Autism CARES 2019 also:

  • Authorizes research under the National Institutes of Health (NIH) to address the entire scope of autism spectrum disorder;
  • Designates regional centers of excellence for ASD research and epidemiology
  • Directs activities to increase public awareness of autism, improve the ability of health providers to use evidence-based interventions, and increase early screening and detection
  • Increases funding to $23.1 million to the CDC for developmental disability surveillance and research;
  • Increases funding to $50.6 million to the Health Resources and Services Administration (HRSA) for education, early detection, and intervention, with priority for new grants given to applicants in rural or underserved areas;
  • Requires the Department of Health and Human Services (HHS) to provide a report to Congress on the health and well-being of individuals of all ages with ASD and other developmental disabilities.

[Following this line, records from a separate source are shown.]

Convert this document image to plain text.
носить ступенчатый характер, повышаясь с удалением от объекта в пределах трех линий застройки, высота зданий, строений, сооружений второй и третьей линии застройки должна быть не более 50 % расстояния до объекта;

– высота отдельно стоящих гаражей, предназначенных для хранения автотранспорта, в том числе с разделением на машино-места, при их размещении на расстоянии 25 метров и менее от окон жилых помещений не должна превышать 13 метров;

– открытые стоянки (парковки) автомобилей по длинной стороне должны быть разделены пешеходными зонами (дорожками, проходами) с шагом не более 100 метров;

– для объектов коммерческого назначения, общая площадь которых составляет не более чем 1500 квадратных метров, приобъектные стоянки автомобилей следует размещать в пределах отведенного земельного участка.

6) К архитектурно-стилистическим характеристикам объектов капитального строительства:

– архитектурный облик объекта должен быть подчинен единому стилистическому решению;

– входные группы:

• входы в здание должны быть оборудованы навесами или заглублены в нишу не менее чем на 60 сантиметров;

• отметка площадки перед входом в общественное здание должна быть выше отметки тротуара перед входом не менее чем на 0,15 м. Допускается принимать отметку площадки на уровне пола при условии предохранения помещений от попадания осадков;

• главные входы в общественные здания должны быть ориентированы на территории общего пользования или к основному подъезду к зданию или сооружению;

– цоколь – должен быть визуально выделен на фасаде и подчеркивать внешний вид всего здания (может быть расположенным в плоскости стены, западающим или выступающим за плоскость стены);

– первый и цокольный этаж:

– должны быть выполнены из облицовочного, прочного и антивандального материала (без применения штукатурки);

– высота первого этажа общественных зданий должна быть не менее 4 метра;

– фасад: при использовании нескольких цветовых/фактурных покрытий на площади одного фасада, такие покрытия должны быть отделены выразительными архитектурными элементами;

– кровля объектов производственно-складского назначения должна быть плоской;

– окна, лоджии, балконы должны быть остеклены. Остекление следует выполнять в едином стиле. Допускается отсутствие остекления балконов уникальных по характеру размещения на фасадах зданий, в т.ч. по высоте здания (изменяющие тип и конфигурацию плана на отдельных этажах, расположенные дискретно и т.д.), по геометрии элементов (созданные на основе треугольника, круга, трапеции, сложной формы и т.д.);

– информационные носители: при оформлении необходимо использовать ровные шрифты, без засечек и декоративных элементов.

Despite the Trump Administration’s efforts to zero-out Autism CARES funding for research, treatment and services to help those with autism, Sen. Menendez was able to secure $49 million in the 2018 omnibus spending bill, an additional $2 million above previous spending. That legislation also included Kevin and Avonte’s law, which amended the Crime Control and Law Enforcement Act of 1994 to support initiatives to help ensure children with ASD who wander from their caregivers return home safely by providing first responders, schools, and community members additional support and information for engaging with individuals with ASD.

In 2016, Sen. Menendez received the 2016 Legislative Leadership Award from the New Jersey Association of Community Providers (NJACP) in recognition of his ongoing leadership, passion and commitment to ensuring people with intellectual and developmental disabilities are afforded every opportunity and choice to live as independently as possible.